We have effectively reached out to a large and diverse population of individuals living in Rio de Janeiro metropolitan area through online and community recruitment strategies, indicating the willingness of the Brazilian population to register for participating in COVID 19 vaccine studies. In addition, we observed disparities in SARS-CoV-2 testing throughout different geographic regions in Rio de Janeiro metropolitan area, which may be a proxy of health disparities, including access to health services.

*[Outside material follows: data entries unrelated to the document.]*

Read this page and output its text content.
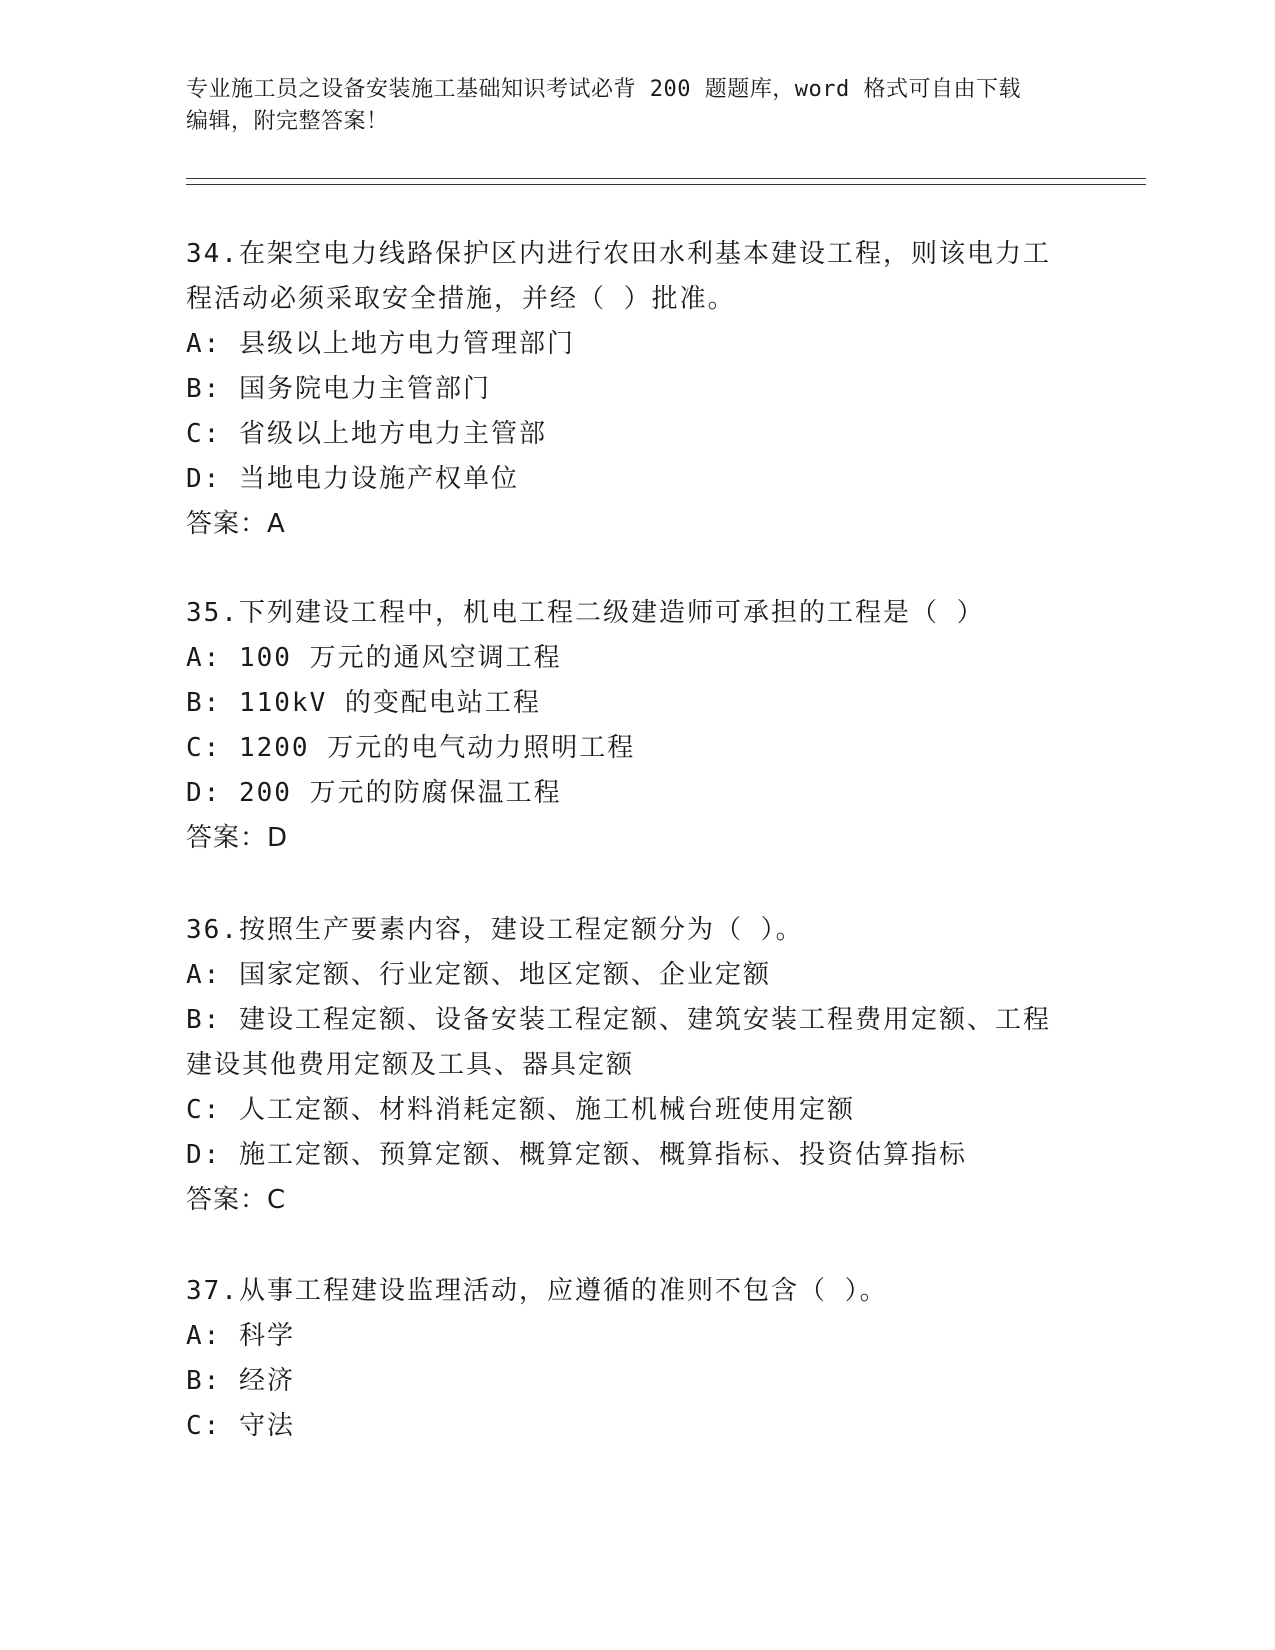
专业施工员之设备安装施工基础知识考试必背 200 题题库，word 格式可自由下载
编辑，附完整答案！
34.在架空电力线路保护区内进行农田水利基本建设工程，则该电力工
程活动必须采取安全措施，并经（ ）批准。
A: 县级以上地方电力管理部门
B: 国务院电力主管部门
C: 省级以上地方电力主管部
D: 当地电力设施产权单位
答案：A
35.下列建设工程中，机电工程二级建造师可承担的工程是（ ）
A: 100 万元的通风空调工程
B: 110kV 的变配电站工程
C: 1200 万元的电气动力照明工程
D: 200 万元的防腐保温工程
答案：D
36.按照生产要素内容，建设工程定额分为（ ）。
A: 国家定额、行业定额、地区定额、企业定额
B: 建设工程定额、设备安装工程定额、建筑安装工程费用定额、工程
建设其他费用定额及工具、器具定额
C: 人工定额、材料消耗定额、施工机械台班使用定额
D: 施工定额、预算定额、概算定额、概算指标、投资估算指标
答案：C
37.从事工程建设监理活动，应遵循的准则不包含（ ）。
A: 科学
B: 经济
C: 守法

This study included a high proportion of white, more educated individuals from high HDI areas. However, it is worth noticing that most of the participants were unable to strictly comply to social distancing measures, therefore posing themselves at risk for SARS-CoV-2 infection. Most participants received visits at home, needed to commute to work and used public transportation (buses, trains, metro). Social distancing measures have been irregularly adopted in Brazil since the beginning of the COVID-19 epidemic.3,6 By opposing economy and health, the Brazilian government strategy has been to try to achieve herd immunity through contagion.28 The economic crisis in the country, which had already impacted the social achievements obtained until 2013, gained a greater negative momentum in 2020 with the COVID-19 pandemic.29 Our group has already described an association between socioeconomic/racial disparities and unattainability in maintaining social distancing among sexual and gender minorities.6 Brazilian Government's response to the pandemic has been marked by controversy about social distancing policies,3 but these policies should be considered, implemented and maintained while the population is being vaccinated.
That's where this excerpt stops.